«Mais si t'avais évu celui de pratiquer la grande pêche, tu verrais voir, comme ça vous emballe un homme, de capturer un gibier de ce gabarit!»

Mais la Gallia n'avait pas de temps à perdre, quelques pressantes que fussent les occasions.

Oiseaux, plantigrades et cétacés ne furent point inquiétés.

Le surlendemain, à huit heures du matin, par trois degrés au-dessous de zéro, on se trouvait en vue de l'île Disco, dont la pointe est par 69° 11′ de latitude Nord.

C'est le chef-lieu de l'inspectorat septentrional du Groenland et le lieu de résidence du second «colonibestyrere» qui séjourne à Godhawn, situé au Nord de la baie du même nom, défendu contre la haute mer par un immense éperon granitique dont le prolongement s'étend fort loin.

La goélette, profitant de l'état du chenal pour l'instant débarrassé des icebergs, passa au large de l'île, continuant imperturbablement sa route vers les régions septentrionales.

Elle reconnut le détroit de Waïgatz, puis le vaste fiord Onemak, barré en son milieu par l'île Oubekjend; côtoya les gigantesques falaises et le hardi promontoire découvert en 1587 par le vieux John Davis. Cet amas de rochers que domine un cône majestueux de treize cents mètres, le Kresarsoak des Esquimaux, nommé par l'intrépide navigateur «Hope Sanderson», du nom d'un de ses commanditaires, faillit lui être fatal, alors qu'il courait à l'aventure, sur son petit navire de cinquante hommes, le Sunshine (clair de soleil). Il trouva par bonheur une large ouverture conduisant au Nord, et put se réfugier là où se trouve aujourd'hui la station danoise d'Upernavik.

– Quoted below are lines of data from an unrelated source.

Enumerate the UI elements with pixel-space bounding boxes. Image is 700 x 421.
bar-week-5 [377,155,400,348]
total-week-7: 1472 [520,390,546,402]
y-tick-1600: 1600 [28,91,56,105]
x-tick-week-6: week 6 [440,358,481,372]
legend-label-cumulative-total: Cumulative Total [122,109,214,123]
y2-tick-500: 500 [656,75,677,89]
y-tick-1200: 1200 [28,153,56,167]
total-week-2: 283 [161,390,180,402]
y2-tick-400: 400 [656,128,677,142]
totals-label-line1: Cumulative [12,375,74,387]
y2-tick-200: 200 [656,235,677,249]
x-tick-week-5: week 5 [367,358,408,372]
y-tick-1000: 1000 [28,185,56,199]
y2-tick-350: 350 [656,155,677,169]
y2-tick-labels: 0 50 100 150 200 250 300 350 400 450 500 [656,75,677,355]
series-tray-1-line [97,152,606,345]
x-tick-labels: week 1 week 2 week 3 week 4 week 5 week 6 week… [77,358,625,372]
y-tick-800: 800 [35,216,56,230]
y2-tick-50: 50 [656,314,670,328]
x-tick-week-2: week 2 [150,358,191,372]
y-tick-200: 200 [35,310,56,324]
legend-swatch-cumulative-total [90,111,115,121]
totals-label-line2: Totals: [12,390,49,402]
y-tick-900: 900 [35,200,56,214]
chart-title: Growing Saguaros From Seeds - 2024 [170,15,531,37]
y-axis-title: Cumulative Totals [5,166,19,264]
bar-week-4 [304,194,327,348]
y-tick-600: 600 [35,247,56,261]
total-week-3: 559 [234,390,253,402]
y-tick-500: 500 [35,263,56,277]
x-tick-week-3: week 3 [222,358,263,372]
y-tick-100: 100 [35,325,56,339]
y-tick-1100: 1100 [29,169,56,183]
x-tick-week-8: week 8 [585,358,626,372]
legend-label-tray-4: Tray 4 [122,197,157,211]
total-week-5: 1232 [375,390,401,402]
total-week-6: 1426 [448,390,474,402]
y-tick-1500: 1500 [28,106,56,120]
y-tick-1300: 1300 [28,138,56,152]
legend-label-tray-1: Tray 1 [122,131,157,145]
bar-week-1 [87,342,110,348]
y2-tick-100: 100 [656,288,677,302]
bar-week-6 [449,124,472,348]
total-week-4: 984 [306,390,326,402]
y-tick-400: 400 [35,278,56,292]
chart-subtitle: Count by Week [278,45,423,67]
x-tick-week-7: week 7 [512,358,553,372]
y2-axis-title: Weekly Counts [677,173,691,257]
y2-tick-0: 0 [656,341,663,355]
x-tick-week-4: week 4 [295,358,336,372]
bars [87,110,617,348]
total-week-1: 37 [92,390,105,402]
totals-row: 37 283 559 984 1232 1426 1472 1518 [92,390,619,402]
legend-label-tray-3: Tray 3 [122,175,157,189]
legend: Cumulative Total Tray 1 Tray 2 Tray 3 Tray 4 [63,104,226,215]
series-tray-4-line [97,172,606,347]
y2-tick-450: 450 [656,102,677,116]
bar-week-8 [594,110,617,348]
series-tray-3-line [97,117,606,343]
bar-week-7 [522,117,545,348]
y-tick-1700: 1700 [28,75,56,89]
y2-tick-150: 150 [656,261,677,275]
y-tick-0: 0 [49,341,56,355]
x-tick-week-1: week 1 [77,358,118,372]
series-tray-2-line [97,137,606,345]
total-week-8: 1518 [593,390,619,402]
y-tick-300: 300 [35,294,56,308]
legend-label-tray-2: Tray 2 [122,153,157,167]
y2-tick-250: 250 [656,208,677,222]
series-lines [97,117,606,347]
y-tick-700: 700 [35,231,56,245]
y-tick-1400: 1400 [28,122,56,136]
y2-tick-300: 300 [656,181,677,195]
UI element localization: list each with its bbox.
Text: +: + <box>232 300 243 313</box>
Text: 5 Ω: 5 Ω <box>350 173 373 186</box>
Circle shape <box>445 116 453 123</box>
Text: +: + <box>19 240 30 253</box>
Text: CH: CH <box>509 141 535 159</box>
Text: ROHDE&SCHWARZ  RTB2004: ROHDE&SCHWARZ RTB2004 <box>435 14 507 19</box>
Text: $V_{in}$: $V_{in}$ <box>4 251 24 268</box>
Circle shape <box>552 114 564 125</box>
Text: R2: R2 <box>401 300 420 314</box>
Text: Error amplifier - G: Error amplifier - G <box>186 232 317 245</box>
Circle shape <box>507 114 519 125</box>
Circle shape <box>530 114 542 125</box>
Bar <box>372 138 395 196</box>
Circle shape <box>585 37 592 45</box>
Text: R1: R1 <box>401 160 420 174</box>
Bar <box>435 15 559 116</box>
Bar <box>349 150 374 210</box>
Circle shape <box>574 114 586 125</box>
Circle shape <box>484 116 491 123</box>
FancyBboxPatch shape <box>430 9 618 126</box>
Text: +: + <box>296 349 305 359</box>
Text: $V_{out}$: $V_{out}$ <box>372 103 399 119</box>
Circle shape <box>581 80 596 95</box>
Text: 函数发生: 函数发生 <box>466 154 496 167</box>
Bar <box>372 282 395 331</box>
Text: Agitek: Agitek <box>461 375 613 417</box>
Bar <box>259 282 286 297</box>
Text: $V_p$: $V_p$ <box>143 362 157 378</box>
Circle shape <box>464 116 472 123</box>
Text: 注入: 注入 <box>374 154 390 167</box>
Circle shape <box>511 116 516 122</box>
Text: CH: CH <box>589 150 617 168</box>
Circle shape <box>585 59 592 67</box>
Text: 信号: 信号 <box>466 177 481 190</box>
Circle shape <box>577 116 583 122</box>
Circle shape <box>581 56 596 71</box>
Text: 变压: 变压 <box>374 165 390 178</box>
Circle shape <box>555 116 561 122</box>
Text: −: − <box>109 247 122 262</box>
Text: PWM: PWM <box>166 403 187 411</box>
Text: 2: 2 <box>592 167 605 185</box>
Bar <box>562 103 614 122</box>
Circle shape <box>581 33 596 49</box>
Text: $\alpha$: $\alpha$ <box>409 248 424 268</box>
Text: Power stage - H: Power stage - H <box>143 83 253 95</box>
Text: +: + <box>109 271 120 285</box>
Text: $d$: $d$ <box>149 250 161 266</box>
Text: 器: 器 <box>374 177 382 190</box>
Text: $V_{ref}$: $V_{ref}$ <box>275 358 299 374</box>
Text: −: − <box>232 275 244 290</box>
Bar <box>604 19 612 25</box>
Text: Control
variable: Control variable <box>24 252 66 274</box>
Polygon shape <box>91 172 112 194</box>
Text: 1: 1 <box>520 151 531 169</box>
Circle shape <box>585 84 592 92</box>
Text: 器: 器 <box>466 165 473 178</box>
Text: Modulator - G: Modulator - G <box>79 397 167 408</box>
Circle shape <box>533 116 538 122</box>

La goélette avait mieux à faire que de s'arrêter au mouillage, sinon dangereux du moins incommode et difficile, au fond duquel s'élèvent quelques huttes désolées où végètent les infortunés sujets de Sa Majesté Danoise. Si Julianeshaab est lugubre et Godhawn atroce, Upernavik est pire; aussi l'Européen se demande avec un serrement de cœur comment des êtres humains peuvent exister au milieu d'une pareille abjection. Passons sur la lèpre qui les ronge, sur l'effroyable pourriture dans laquelle ils se vautrent, l'odeur qui s'exhale de leurs tanières transformées en charniers, sur les mangeailles en décomposition dont ils se gorgent...

Aussi, le capitaine s'empressa-t-il de laisser sur tribord le chef-lieu, faisant autant que possible forcer de vapeur afin de s'élever à tout prix, craignant, non sans raison, d'être serré par la banquise, et de perdre, comme le fait s'est souvent présenté, une année entière.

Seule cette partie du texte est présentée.